In October 2018, Canada became the first industrialized western nation to legalize recreational use of marijuana. This event -- likely still the most important for the marijuana industry to date -- was well received by investors, who saw a golden opportunity to cash in on the projected growth of sales of marijuana products by investing in cannabis stocks.
Unfortunately, once the initial honeymoon phase was over, a slate of issues got in the way of Canadian pot companies, which haven't performed nearly as well as expected. Let's review two of those issues and whether, in light of these developments, it might be worth removing all Canadian pot stocks from your buy list.
Some Canadian cannabis companies have been involved in major scandals. For instance, Aphria (NASDAQ:APHA) got itself in a world of trouble after allegations emerged that the company overpaid for its LATAM Holdings acquisition in a ploy by some of its executives to enrich themselves. Aphria denied these accusations and even appointed a special committee to investigate them.
The outcome of this ordeal was certainly not pleasant: Not only did then Aphria CEO Vic Neufeld step down, but the company also incurred a 50 million Canadian dollars non-cash impairment charge as a result during the third quarter of its fiscal year 2019.
Elsewhere, e-commerce-focused cannabis company Namaste Technologies (OTC:NXTTF) encountered its own troubles after a report by short-seller Citron Research alleged that the company was a "complete fraud." This report led to Namaste forming a special committee to investigate some of the claims made by Citron Research, and lo and behold, one of them seemed to be right on the money: CEO Sean Dollinger failed to disclose the details of a deal for the sale of Dollinger Enterprises between himself and another Namaste executive.

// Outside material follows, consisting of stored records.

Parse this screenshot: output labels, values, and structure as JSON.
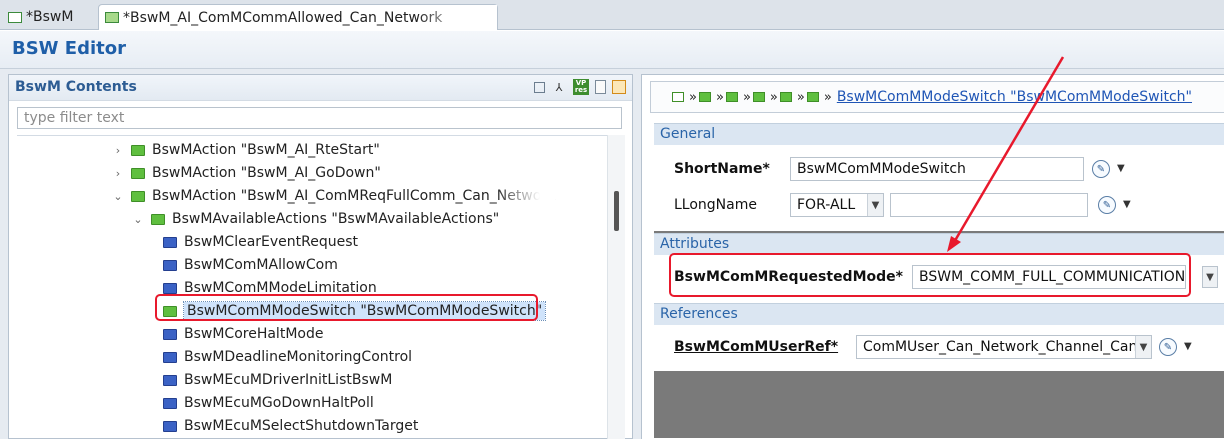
{
  "tabs": [
    {
      "label": "*BswM",
      "active": false
    },
    {
      "label": "*BswM_AI_ComMCommAllowed_Can_Network",
      "active": true
    }
  ],
  "editor_title": "BSW Editor",
  "left_panel": {
    "title": "BswM Contents",
    "header_icons": [
      "collapse-all-icon",
      "hierarchy-icon",
      "vp-res-icon",
      "document-icon",
      "grid-icon"
    ],
    "filter_placeholder": "type filter text",
    "tree": [
      {
        "label": "BswMAction \"BswM_AI_RteStart\"",
        "expander": "collapsed",
        "folder": "green"
      },
      {
        "label": "BswMAction \"BswM_AI_GoDown\"",
        "expander": "collapsed",
        "folder": "green"
      },
      {
        "label": "BswMAction \"BswM_AI_ComMReqFullComm_Can_Network",
        "expander": "expanded",
        "folder": "green"
      },
      {
        "label": "BswMAvailableActions \"BswMAvailableActions\"",
        "expander": "expanded",
        "folder": "green"
      },
      {
        "label": "BswMClearEventRequest",
        "expander": "",
        "folder": "blue"
      },
      {
        "label": "BswMComMAllowCom",
        "expander": "",
        "folder": "blue"
      },
      {
        "label": "BswMComMModeLimitation",
        "expander": "",
        "folder": "blue"
      },
      {
        "label": "BswMComMModeSwitch \"BswMComMModeSwitch\"",
        "expander": "",
        "folder": "green",
        "selected": true
      },
      {
        "label": "BswMCoreHaltMode",
        "expander": "",
        "folder": "blue"
      },
      {
        "label": "BswMDeadlineMonitoringControl",
        "expander": "",
        "folder": "blue"
      },
      {
        "label": "BswMEcuMDriverInitListBswM",
        "expander": "",
        "folder": "blue"
      },
      {
        "label": "BswMEcuMGoDownHaltPoll",
        "expander": "",
        "folder": "blue"
      },
      {
        "label": "BswMEcuMSelectShutdownTarget",
        "expander": "",
        "folder": "blue"
      }
    ]
  },
  "right_panel": {
    "breadcrumb_link": "BswMComMModeSwitch \"BswMComMModeSwitch\"",
    "breadcrumb_sep": "»",
    "sections": {
      "general": {
        "title": "General",
        "short_name_label": "ShortName*",
        "short_name_value": "BswMComMModeSwitch",
        "long_name_label": "LLongName",
        "long_name_lang": "FOR-ALL",
        "long_name_value": ""
      },
      "attributes": {
        "title": "Attributes",
        "requested_mode_label": "BswMComMRequestedMode*",
        "requested_mode_value": "BSWM_COMM_FULL_COMMUNICATION"
      },
      "references": {
        "title": "References",
        "user_ref_label": "BswMComMUserRef*",
        "user_ref_value": "ComMUser_Can_Network_Channel_Can_N"
      }
    }
  },
  "colors": {
    "accent": "#1f5fa8",
    "highlight_red": "#e8192c",
    "folder_green": "#5fbf3f",
    "folder_blue": "#3b62c5"
  },
  "glyphs": {
    "chevron_collapsed": "›",
    "chevron_expanded": "⌄",
    "dropdown": "▼",
    "control": "✎"
  }
}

This lack of transparency on Dollinger's part was not tolerated and the executive was fired, but not before the drama dragged down Namaste's share price.
Finally, in what has been the most publicized scandal of them all, CannTrust Holdings (OTC:CNTTQ) landed itself in hot water when Health Canada discovered the company had grown and sold weed in five secret rooms for several months before these rooms received the proper regulatory approvals. Obviously, this is a big no-no, and CannTrust's license was taken away by Health Canada.
Although all of these scandals were company-specific, they likely played a role in dragging down the entire industry.
Issues in the Canadian market
Despite pot becoming legal in Canada, the market has encountered -- and is still dealing with -- a series of problems. Perhaps the most severe issue is the fact that the process to obtain cannabis retail licenses is incredibly slow. This is particularly true in the province of Ontario that, due to its population, is the largest marijuana market in Canada. Here's what Canopy Growth (NASDAQ:CGC) CEO Mark Zekulin said about issues in the Ontario pot market:
It [the Canadian recreational market] is the first national, federally legal, large-scale market opportunity for the sector to execute upon. And the market opportunity today is simply not living up to expectations and that this risk of oversimplifying the inability of the Ontario government to license retail stores right off the bat has resulted in half of the expected market in Canada simply not existing. Ontario represents 40% of the country's population yet has one retail cannabis store for 600,000 people. When one year into the market, the addressable market is nearly half what is expected, there is going to be meaningful short-term problems.
This is a telling admission, and this problem is at least partly responsible for the poor financial results most high-profile Canadian cannabis companies recently delivered.
What's next for Canadian pot companies?
Fortunately, the problem of retail licenses should be fixed soon -- at least in the province of Ontario where the government vowed to issue more retail licenses. Further, there's no doubt that Canopy and its peers are looking forward to the cannabis derivatives market opening in December.
Derivative products, such as vapes, edibles, and cannabis-infused drinks, are set to hit the shelves sometime next month. These products offer higher margins and present a much better opportunity for these companies to perform as well as we originally expected. But given the issues that Canadian pot companies have faced, it might be best to observe from afar until much improved financial results are actually on record. Until this happens, Canadian cannabis companies are best avoided.